We agree with the trial court’s well-reasoned opinion. None of the documents submitted by plaintiff confirm the status of the meter either prior to the fire or at the moment the fire originated. Rather, the documents confirm the undisputed fact that the fire destroyed the meter. Similarly, the expert testimony submitted by plaintiff fails to meet the Skinner standard. Plaintiffs expert reported that the natural gas meter was destroyed during this fire and could not be eliminated as a cause of the fire. The statement that the meter “could not be eliminated” as a cause of the fire does not allow a factfinder to infer that the meter was the cause in fact of the fire. Instead, a factfinder would have to speculate that the meter caused the fire. As explained in Skinner, speculation is insufficient to create an issue of fact. 445 Mich at 172-173; see also Ghaffari v Turner Constr Co (On Remand), 268 Mich App 460, 464-465; 708 NW2d 448 (2005) (“Speculation and conjecture are insufficient to create an issue of material fact.”). The expert’s deposition testimony does not salvage the equivocation in his report.

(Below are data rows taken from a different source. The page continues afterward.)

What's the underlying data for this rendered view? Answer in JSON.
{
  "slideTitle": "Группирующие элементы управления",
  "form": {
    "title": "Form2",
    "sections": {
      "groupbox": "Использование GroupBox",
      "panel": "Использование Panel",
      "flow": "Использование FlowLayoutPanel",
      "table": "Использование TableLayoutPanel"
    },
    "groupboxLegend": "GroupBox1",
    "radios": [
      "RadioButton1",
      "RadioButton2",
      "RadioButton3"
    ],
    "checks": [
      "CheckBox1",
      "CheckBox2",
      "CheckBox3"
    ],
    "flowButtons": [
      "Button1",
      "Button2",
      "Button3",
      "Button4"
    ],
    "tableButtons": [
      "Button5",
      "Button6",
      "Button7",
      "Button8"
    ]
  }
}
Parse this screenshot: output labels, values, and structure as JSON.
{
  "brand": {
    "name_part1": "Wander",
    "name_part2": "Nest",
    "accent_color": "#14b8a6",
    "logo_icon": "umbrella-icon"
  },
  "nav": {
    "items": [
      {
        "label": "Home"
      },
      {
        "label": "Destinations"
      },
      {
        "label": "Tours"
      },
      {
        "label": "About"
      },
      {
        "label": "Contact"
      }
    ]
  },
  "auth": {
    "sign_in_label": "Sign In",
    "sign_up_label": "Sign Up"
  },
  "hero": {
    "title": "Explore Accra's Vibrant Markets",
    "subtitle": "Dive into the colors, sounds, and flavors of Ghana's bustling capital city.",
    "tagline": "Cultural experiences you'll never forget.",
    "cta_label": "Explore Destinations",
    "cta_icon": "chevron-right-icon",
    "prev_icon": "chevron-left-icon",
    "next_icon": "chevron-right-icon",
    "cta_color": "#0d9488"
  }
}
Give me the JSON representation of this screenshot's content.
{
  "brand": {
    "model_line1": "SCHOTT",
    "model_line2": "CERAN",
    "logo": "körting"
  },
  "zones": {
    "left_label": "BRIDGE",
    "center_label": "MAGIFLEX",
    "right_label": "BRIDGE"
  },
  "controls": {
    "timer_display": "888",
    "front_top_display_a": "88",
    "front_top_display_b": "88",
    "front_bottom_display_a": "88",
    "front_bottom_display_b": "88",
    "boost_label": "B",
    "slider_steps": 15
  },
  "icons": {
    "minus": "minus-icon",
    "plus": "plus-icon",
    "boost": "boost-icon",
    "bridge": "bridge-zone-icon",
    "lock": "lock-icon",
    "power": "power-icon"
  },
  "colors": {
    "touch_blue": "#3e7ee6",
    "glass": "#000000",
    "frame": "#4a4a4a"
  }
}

Given that plaintiff failed to establish a factual issue regarding cause in fact for the negligence claim, plaintiff also failed to establish sufficient support for the contract claim. To avoid summary disposition on the contract claim, plaintiff had the burden of presenting evidence to establish that the alleged damages were the direct, natural, and proximate result of the alleged breach of contract. Alan Custom Homes, Inc v Krol, 256 Mich App 505, 512; 667 NW2d 379 (2003). The trial [283]*283court properly granted summary disposition in favor of defendants on both of plaintiffs claims.1

II. CASE EVALUATION SANCTIONS — DOCKET NO. 296102

This Court reviews de novo a trial court’s decision to grant case evaluation sanctions. Peterson v Fertel, 283 Mich App 232, 235; 770 NW2d 47 (2009). The trial court’s decision in this case turned on the interpretation of a court rule, which is a question of law that this Court reviews de novo. Haliw v Sterling Heights, 471 Mich 700, 704; 691 NW2d 753 (2005).

MCR 2.403 provides the framework for case evaluation in Michigan. A party that has rejected a case evaluation must pay the opposing party’s actual costs if the verdict in the case is more favorable to the opposing party than the case evaluation, after adjustments as described in MCR 2.403(O)(3). See MCR 2.403(O)(l). The recoverable costs include reasonable attorney fees “for services necessitated by the rejection of the case evaluation.” MCR 2.403(O)(6).

The following portions of the rule are pertinent to this appeal:

(1) If a party has rejected an evaluation and the action proceeds to verdict, that party must pay the opposing party’s actual costs unless the verdict is more favorable to the rejecting party than the case evaluation.